It’s now the day after. The One you had all your hopes and dreams pinned on is dead, really, really dead. Your hopes, your dreams for something new, whether it was ridding your land of the hated oppressors or some vague dream of a better world – it’s gone, all gone. And, on top of all that, you feel that you’re being hunted, like an animal, like prey.
How often we feel more than alone when we’ve lost someone we loved; we also feel deserted. We try to go about our daily routine but inside, there’s a deep gnawing feeling. The women were there, of course, preparing the body for burial. We see the same scenes after terrible deaths in war; the women are always there, doing what has to be done while mourning the ones they loved.
Often when leaders of a movement are struck down, whether by an assassin’s bullet like Gandhi, King, Berta Caceres, or poisoned slowly like Navalny, the hope for change seems crushed. Despondent, we flounder. We ask ourselves how we will now continue. How do we go on without the one who inspired us? How do we still bring hope to others?
Prayer for the Day
Between our fear of death and the promise of new life, O God,
We come to you for we truly fear the loss our lives;
The Fridays of our lives so often are painful, O Lord,
And we struggle to get past them to embrace hopr..

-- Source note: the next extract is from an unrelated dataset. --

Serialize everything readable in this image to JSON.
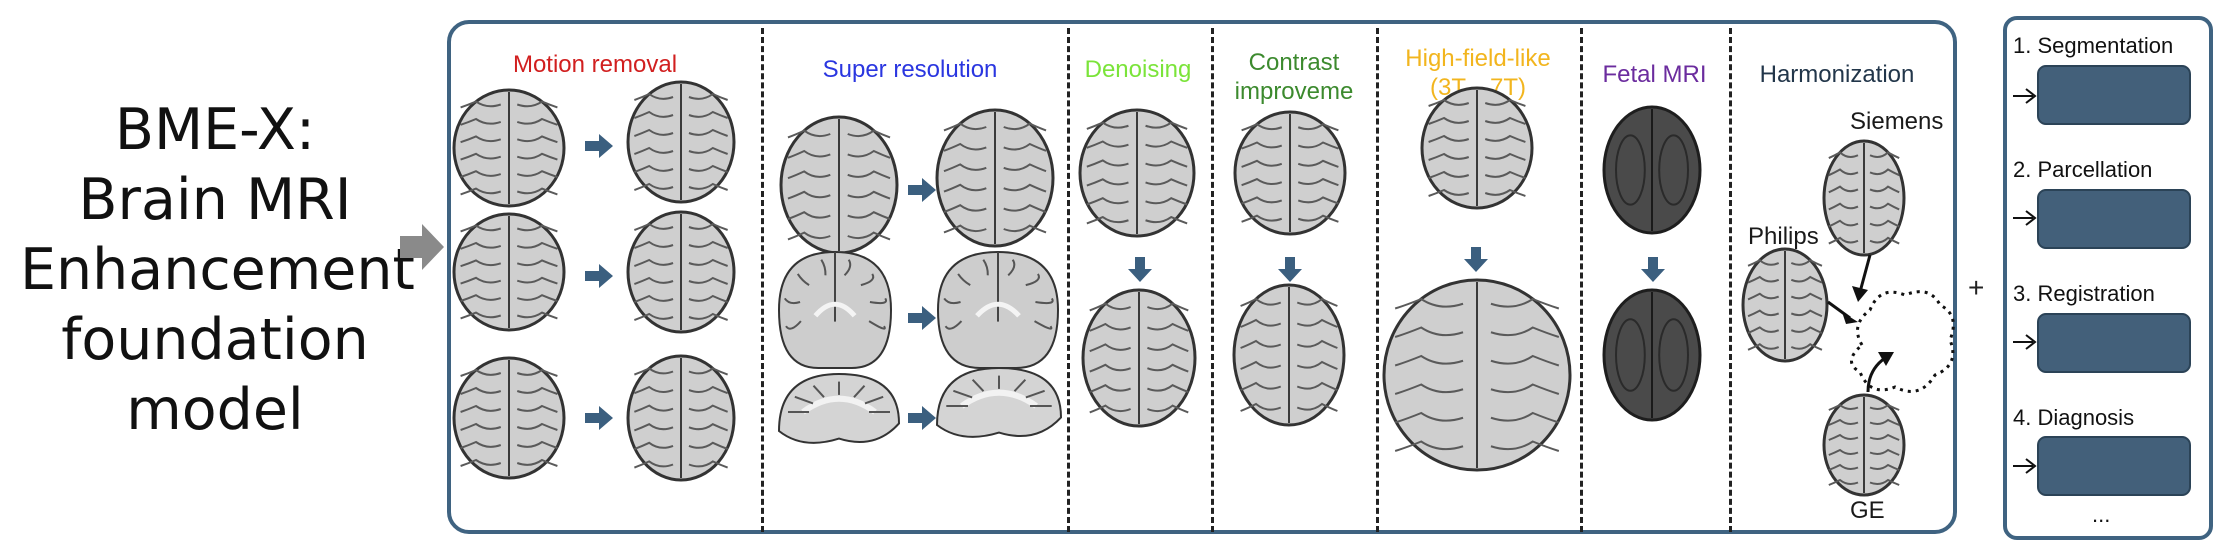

Grant, O Lord, that we are able to live as if Friday is not the end,
But a transformation brought about by your grace.
In the name of the One who transforms us,
Even Christ Jesus our Lord, Amen.
Thoughts for the Day
No one ever told me that grief felt so much like fear
C.S. Lewis, from A Grief Observed (1898-1963)
grief is a house
where the chairs
have forgotten how to hold us
the mirrors how to reflect us
the walls how to contain us
Judy Nelson, from The Sky s Everywhere
The Lord is near to the brokenhearted, and saves the crushed in spirit.
Many are the afflictions of the righteous, but the Lord rescues them from them all.